We had been sailing all day, and we were tired. We were under motor
at that point, since there really wasn't any wind left. The surface had
died down to the point that it was just undulating rhythmically under
us. I had just given up on reading my book because the light had finally
gotten too low, so I marked the page and walked up to the bow, since Serifos
had come into view to port.
The sun had set behind the island but the air was heavy with mist,
so the whole area was effused with a muted, multicolored glow.
As I looked over the rail at the sea, it seemed to me that what I saw was
impossible, and that I must be dreaming it. Now, I have been in altered
states, dreamed horrible and wonderful things when I was half-asleep,
had moments of totally convincing deja vu, times when I
wondered if I had seen or heard something right. But this time I was dead
sober and wide awake, and I knew it. So when I saw what I saw I felt
my knees shake, and I could only stare and wonder, stare in wonder.
The water had become unreal, as if someone had covered the Aegean
with a layer of silk, and we were gliding through it. It wasn't just a
sheen or a texture, it was also the colors that were hovering on top
of it and changing with the undulation: muted purples and grays and blues
and oranges. The transparency of the sea--which when the sun was overhead
was so complete that you were sailing in a swimming pool--was gone. It
became like mercury, or some other liquid metal. The wine-dark sea
of Homer. Anything but water.
I couldn't hear the motor any more, nor could I hear the conversation
of my friends talking by the stern. I don't even remember hearing the
sound of the hull cutting its way through the water, but it must have
been there. What is it they say...a moment of clarity? One moment of
perfect beauty? What no one tells you about these moments is that after
the world stops, the mythical third eye opens and the universe unfolds
itself around you, all your power of description is lost with it. You feel
the literal root of the word ecstasy: a state of emotion so intense
that one is carried beyond rational thought. The Greek ekstasis:
astonishment, distraction.
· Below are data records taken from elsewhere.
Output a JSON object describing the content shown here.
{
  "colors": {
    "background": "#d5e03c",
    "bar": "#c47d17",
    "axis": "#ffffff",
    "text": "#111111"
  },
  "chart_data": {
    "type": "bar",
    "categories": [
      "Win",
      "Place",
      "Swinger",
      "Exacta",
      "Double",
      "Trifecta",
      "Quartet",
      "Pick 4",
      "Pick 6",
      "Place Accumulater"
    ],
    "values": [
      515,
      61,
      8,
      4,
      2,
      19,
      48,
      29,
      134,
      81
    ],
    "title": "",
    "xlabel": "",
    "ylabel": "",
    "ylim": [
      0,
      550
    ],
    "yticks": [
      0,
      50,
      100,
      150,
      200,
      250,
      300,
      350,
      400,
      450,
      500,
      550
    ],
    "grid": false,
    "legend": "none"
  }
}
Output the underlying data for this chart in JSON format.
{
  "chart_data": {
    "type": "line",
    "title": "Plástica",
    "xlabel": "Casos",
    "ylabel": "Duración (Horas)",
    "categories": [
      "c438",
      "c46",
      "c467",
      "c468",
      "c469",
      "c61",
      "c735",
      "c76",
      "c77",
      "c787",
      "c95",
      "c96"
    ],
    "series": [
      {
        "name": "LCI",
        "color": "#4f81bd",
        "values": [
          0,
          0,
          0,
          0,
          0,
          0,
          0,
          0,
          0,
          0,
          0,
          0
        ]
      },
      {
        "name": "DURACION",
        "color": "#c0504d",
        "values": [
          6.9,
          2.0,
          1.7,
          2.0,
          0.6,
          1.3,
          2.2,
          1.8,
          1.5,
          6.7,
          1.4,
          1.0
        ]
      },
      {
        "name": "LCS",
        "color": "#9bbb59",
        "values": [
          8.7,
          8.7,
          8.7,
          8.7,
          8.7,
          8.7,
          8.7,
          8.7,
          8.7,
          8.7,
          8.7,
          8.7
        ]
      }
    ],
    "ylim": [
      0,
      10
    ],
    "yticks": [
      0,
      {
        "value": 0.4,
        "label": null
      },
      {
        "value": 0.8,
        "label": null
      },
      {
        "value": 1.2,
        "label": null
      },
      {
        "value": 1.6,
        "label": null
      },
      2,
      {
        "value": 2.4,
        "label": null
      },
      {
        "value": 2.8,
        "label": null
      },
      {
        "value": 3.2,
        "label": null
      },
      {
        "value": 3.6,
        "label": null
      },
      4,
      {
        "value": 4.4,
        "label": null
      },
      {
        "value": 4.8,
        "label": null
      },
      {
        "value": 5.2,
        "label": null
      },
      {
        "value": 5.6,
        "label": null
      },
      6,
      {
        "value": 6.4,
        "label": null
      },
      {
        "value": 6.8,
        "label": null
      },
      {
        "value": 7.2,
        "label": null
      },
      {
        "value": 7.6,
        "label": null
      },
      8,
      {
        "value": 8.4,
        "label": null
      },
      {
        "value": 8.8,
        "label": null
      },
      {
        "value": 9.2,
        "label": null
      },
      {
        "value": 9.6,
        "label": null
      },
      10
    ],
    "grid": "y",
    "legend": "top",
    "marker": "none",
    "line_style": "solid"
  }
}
The Latin extasis: terror.
To this day a part of me dismisses it as an extraordinary trick of the
atmosphere, a rare and unique combination of ambient lights and shadows,
but it was more than that. I'm not a spiritual person--I don't believe--but
when people ask about the closest I have come I tell them that I saw God
moving over the face of the waters.
This was a nodeshell. It is also the title
of an instrumental piece by Moby, originally in his album Everything is
Wrong, and re-released in his I Like To Score after it was used in the
soundtrack for the move Heat. This is probably why you're here, so now
I've told you. But the above really happened to me, and until I saw the
title I had never known what to call it before.